The clockwork man moved a small table to Burton’s side and placed a glass of ale upon it. He crossed to his master and served him the same before returning to his place in the corner.
The minister raised his glass. “Enjoy it while you can. This will be a rare commodity before too long. Bazalgette will soon be digging through the East End, and the Alton Brewery’s London warehouse is right in his path. The disruption will require it to be emptied of its stock for a month or two.”
“I know it’s one of your favourite subjects, but I didn’t come here to talk about Alton Ale.”
“Of course not. Tell me, then—what bargain did you make with His Majesty?”
Burton took a swig and said, “I agreed to undertake the investigation on the condition that if I find a satisfactory explanation for the ghost’s silence—or can at least locate those who’ve gone missing—I’d be rewarded with the consulship of Damascus. My terms were accepted.”
The fat man grunted. “So you’ve come to visit your brother to find out what his role is in all of this?”

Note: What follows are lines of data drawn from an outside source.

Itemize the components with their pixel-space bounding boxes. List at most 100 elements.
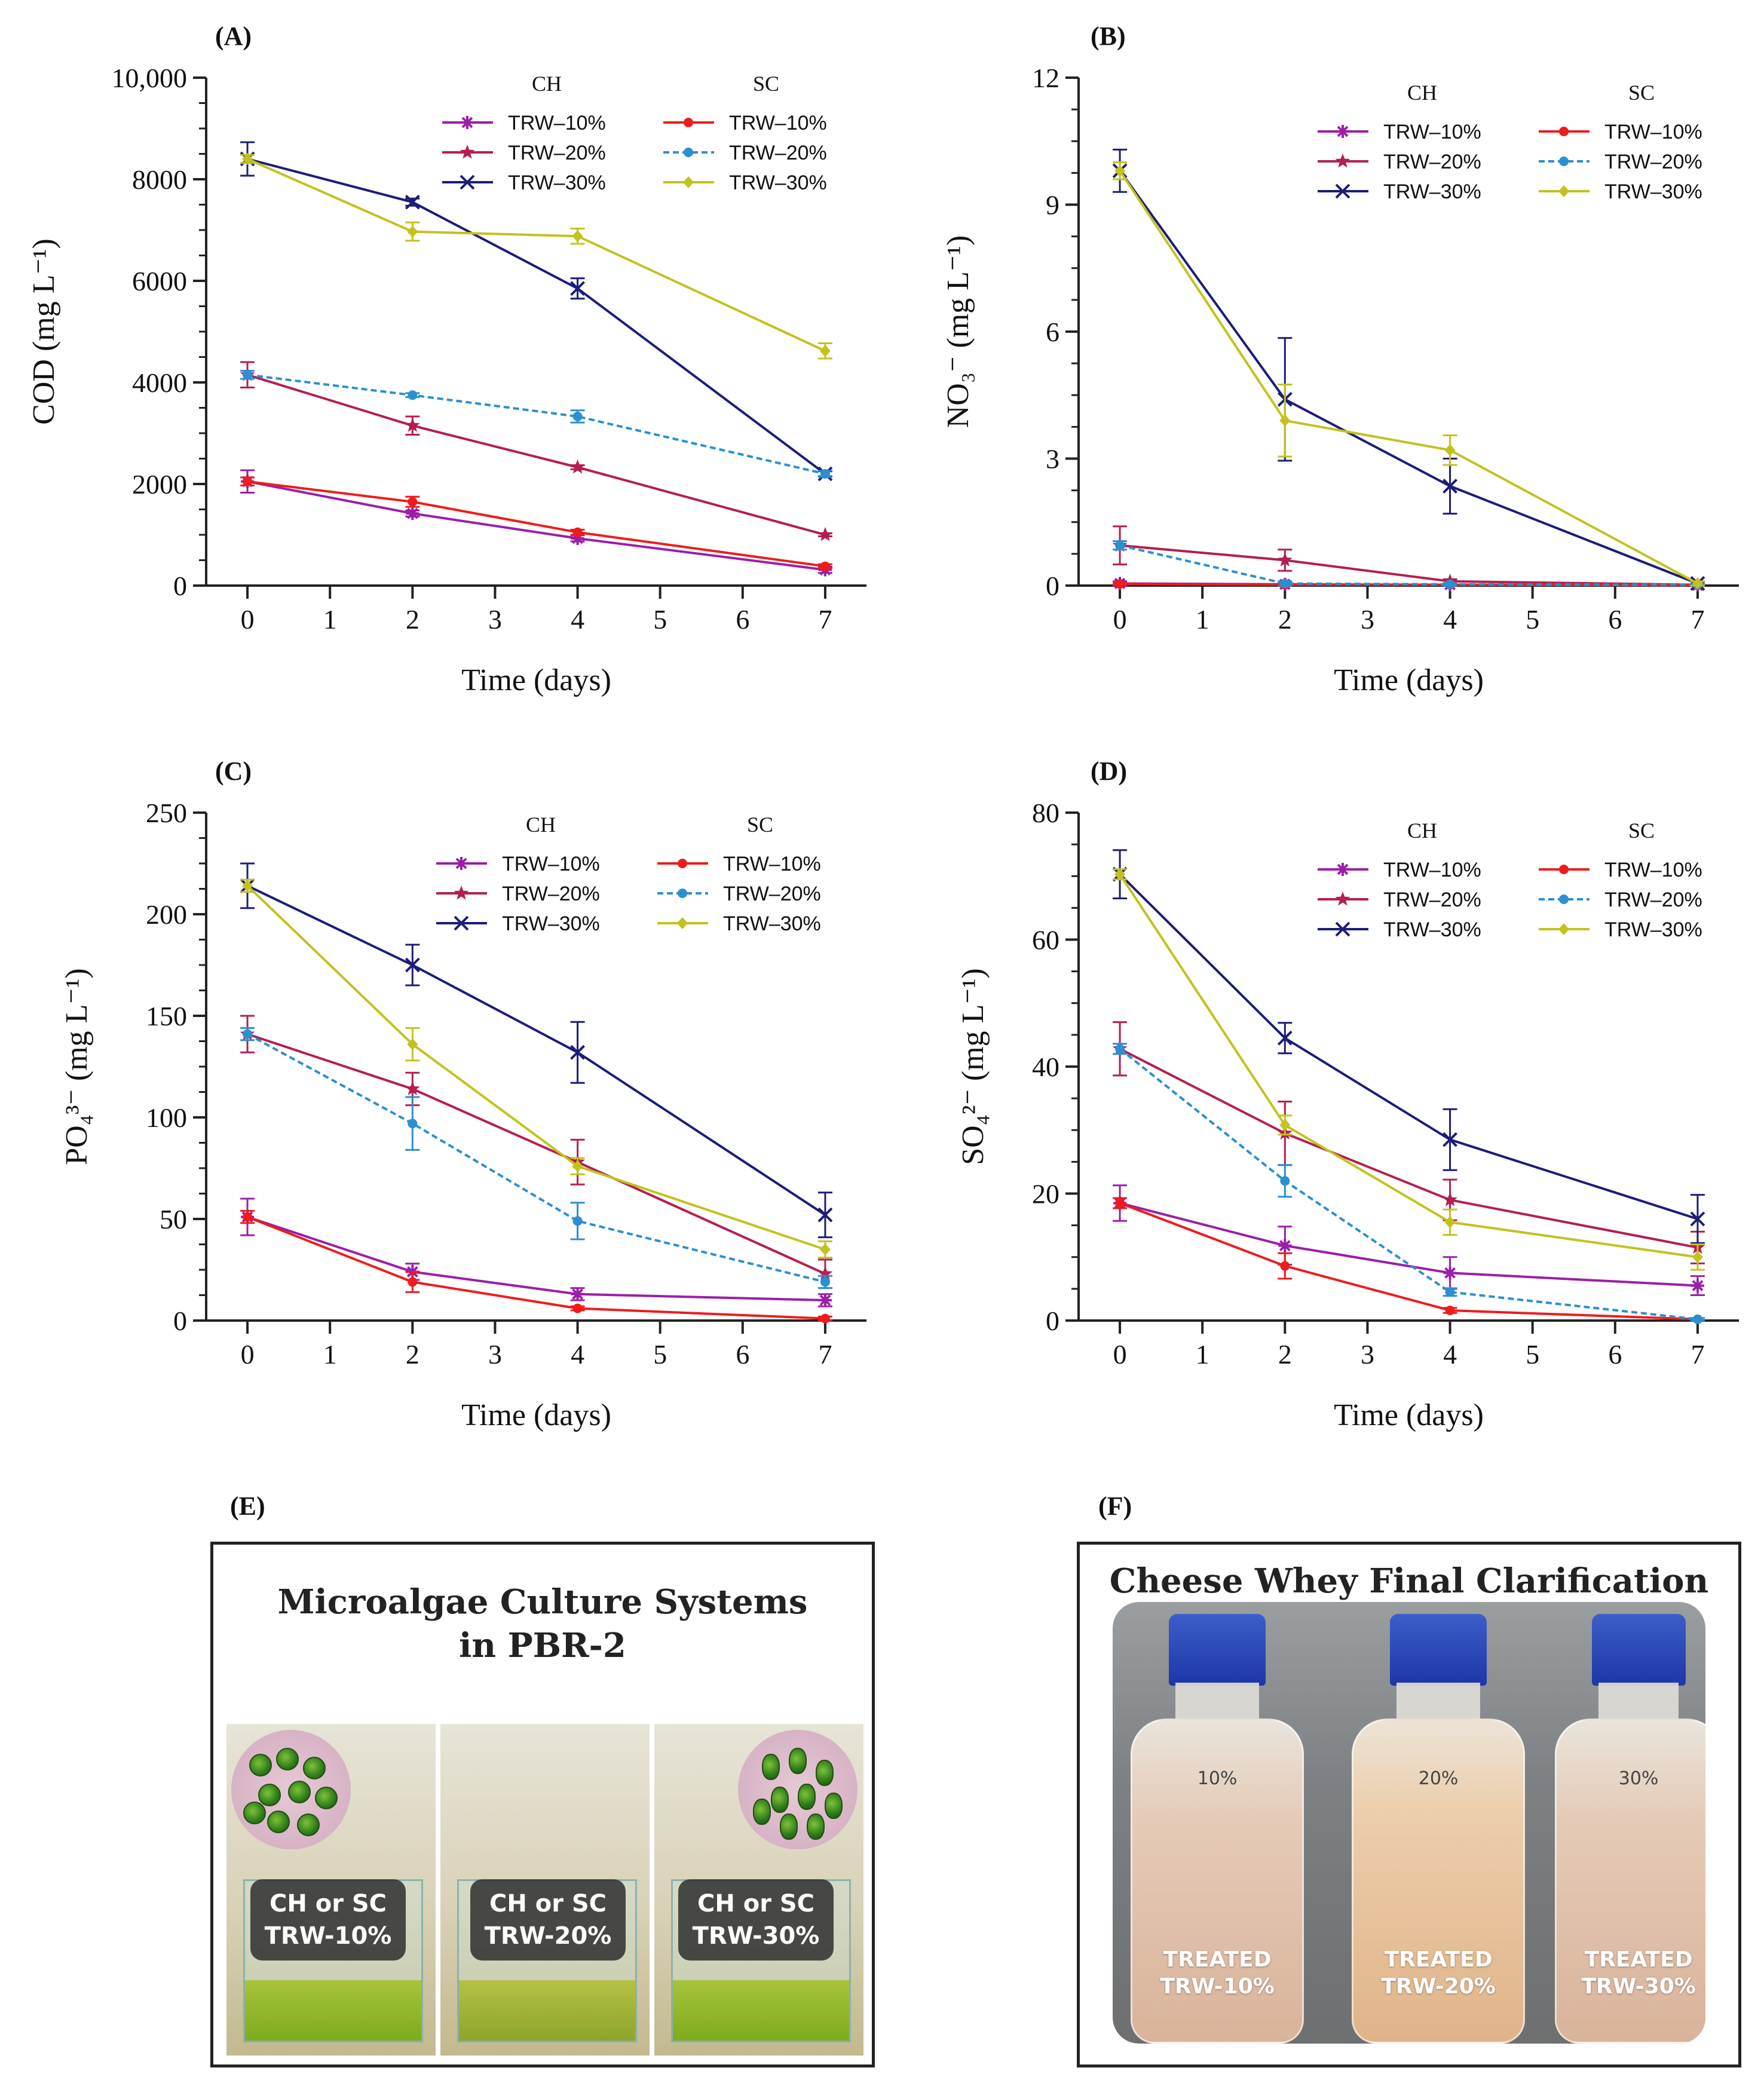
legend-label: TRW–20% [1383,151,1481,173]
x-tick-label: 7 [1690,1339,1704,1370]
x-tick-label: 2 [1278,1339,1292,1370]
data-point [243,1212,253,1222]
data-point [820,1277,830,1287]
data-point [817,1207,833,1223]
bottle-body: 10% TREATED TRW-10% [1131,1718,1304,2044]
data-point [243,476,253,486]
x-tick-label: 4 [1443,604,1457,635]
series-ch10 [240,1197,832,1307]
data-point [406,507,419,520]
legend-label: TRW–30% [1383,918,1481,941]
y-tick-label: 3 [1046,444,1059,474]
legend-group-sc: SC [753,72,779,96]
legend-label: TRW–10% [1604,121,1702,143]
x-tick-label: 1 [323,604,337,635]
data-point [1559,895,1569,904]
data-point [1692,1314,1702,1324]
x-tick-label: 5 [653,1339,667,1370]
series-sc30 [1113,161,1705,590]
series-ch20 [1112,1021,1705,1264]
series-sc10 [240,1209,832,1324]
chip-line1: CH or SC [269,1890,387,1917]
data-point [1692,577,1703,590]
data-point [408,497,418,507]
legend-label: TRW–10% [1604,859,1702,881]
data-point [407,1038,418,1050]
y-tick-label: 150 [146,1001,187,1031]
data-point [819,345,831,357]
culture-chip-30: CH or SC TRW-30% [678,1879,834,1961]
culture-liquid [245,1980,421,2041]
data-point [1114,868,1126,881]
data-point [678,889,687,898]
micrograph-oval-cells [738,1730,858,1849]
x-tick-label: 6 [1608,604,1622,635]
x-tick-label: 5 [1526,604,1539,635]
data-point [1279,1119,1291,1131]
data-point [1445,579,1455,589]
x-tick-label: 0 [241,1339,255,1370]
y-tick-label: 60 [1032,925,1059,955]
bottle-mark: 20% [1418,1768,1459,1789]
series-line [247,1215,825,1301]
series-line [247,373,826,475]
data-point [820,469,830,479]
bottle-mark: 10% [1197,1768,1238,1789]
bottle-body: 20% TREATED TRW-20% [1352,1718,1526,2044]
panel-tag: (D) [1091,756,1127,786]
series-sc20 [240,369,832,479]
y-tick-label: 4000 [132,367,187,398]
culture-photo-panel: Microalgae Culture Systems in PBR-2 CH o… [210,1542,875,2067]
y-tick-label: 200 [146,899,187,930]
data-point [1280,578,1290,589]
x-tick-label: 0 [1113,604,1127,635]
data-point [1690,1279,1704,1292]
series-line [247,373,826,536]
legend-label: TRW–30% [729,171,827,194]
legend-label: TRW–10% [729,112,827,134]
series-ch10 [240,469,832,577]
chart-panel-3: (C) 0 50 100 150 200 250 0 1 2 3 4 5 6 7 Time (days) PO₄… [60,756,866,1432]
bottle-body: 30% TREATED TRW-30% [1555,1718,1705,2044]
bottle-mark: 30% [1618,1768,1659,1789]
y-tick-label: 6000 [132,266,187,296]
legend-group-ch: CH [532,72,562,96]
series-sc30 [1113,868,1705,1271]
data-point [1443,1132,1457,1147]
legend-label: TRW–30% [508,171,606,194]
bottle-label: TREATED TRW-20% [1381,1947,1496,1999]
x-tick-label: 2 [406,1339,419,1370]
data-point [678,859,687,868]
bottle-label: TREATED TRW-10% [1160,1947,1275,1999]
data-point [820,561,830,571]
y-tick-label: 50 [160,1204,187,1235]
y-tick-label: 0 [1046,571,1059,601]
data-point [1445,1306,1455,1315]
x-tick-label: 0 [241,604,255,635]
y-tick-label: 8000 [132,164,187,195]
whey-photo-panel: Cheese Whey Final Clarification 10% TREA… [1077,1542,1741,2067]
series-sc20 [240,1027,832,1289]
culture-pane-30: CH or SC TRW-30% [654,1724,863,2056]
data-point [243,370,253,380]
micrograph-round-cells [231,1730,351,1849]
data-point [405,1081,420,1095]
data-point [460,145,475,159]
data-point [684,148,693,157]
data-point [1559,865,1569,874]
legend-label: TRW–20% [508,142,606,164]
culture-chip-20: CH or SC TRW-20% [470,1879,626,1961]
chart-panel-1: (A) 0 2000 4000 6000 8000 10,000 0 1 2 3 4 5 6 7 Time (… [27,22,866,697]
data-point [455,857,468,870]
data-point [1336,125,1349,138]
data-point [1115,1198,1125,1208]
series-sc20 [1113,540,1705,590]
data-point [1444,444,1456,457]
data-point [1280,1176,1290,1186]
chip-line2: TRW-30% [692,1922,820,1950]
data-point [1278,1239,1292,1252]
data-point [1115,579,1125,589]
y-tick-label: 10,000 [112,63,188,93]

“I knew you’d become obsessed with spiritualism and I knew you were working for the government, but I had no conception that you were so intimately involved until a few hours ago.”
Edward Burton nodded. His eyes remained fixed on those of his older sibling. “Whatever you conceive, my part in it is even greater than that. For fifteen years, every government policy was passed through Countess Sabina for review by Abdu El Yezdi. It exhausted her. She retired. Now it all comes to me. I am the central exchange. The government is filled with specialists, but my specialism is omniscience. There are occasions when it would be fair to claim that I am the British government.”
“As conceited as ever. But is the omniscience yours, Edward, or does it belong to the spook you claim contact with? Or perhaps both are sheer fantasy.”
“The spirit and I are—or were—indivisible!” The minister tapped the side of his own head. “You don’t understand. When I first heard El Yezdi, four years ago, it was as if he immediately became an integral part of my mind. I reported his absence to Disraeli last Thursday not just because, after communicating his final message, he fell silent, but because he was quite suddenly and violently torn out of me.”
Burton put his glass aside and raised his hands. “Stop. Go back to the beginning. Tell me about when he first spoke to you.”
“It was after my accident.”
“It wasn’t an accident, Edward. You were hunting elephants in Ceylon. The Singhalese consider them holy. It’s no wonder they set upon you.”
The minister shrugged. “A misjudgment, I’ll admit. The villagers attacked me with tools, fists, and feet. My gun bearer was strangled to death. I was knocked unconscious. When I regained my wits, I was in a house in Jaffna, being nursed by two young men—Ravindra Johar and Mahakram Singh. They told me they’d stumbled upon the scene quite by chance and had dragged me away from my assailants.”
He lifted his ale and took a gulp, before continuing, “Over the course of four months, they had doctors attend me. My skull had been cracked and my brain injured. I was almost completely paralysed. I couldn’t speak.” Edward lifted a hand and traced the scar on his forehead with a forefinger. “Then I heard him one night, inside my head, as clear as a bell. He said: This time, you were saved. You’ll recover. Pay the boys to take you to England. Have them deliver you to Penfold Sanatorium. After a few days, they’ll disappear. Let them. Don’t look for them.”
“‘This time’?”
Edward nodded, his chins wobbling. “Yes. I have no idea what he meant by that.”
“And his voice—what was it like?”
“It was my voice. When Abdu El Yezdi speaks, it isn’t like someone addressing you. It’s more like having your own thoughts guided.”
“Similar to mesmerism?”
“Yes, very much so. But I wasn’t under the influence of animal magnetism. There was no one else present.”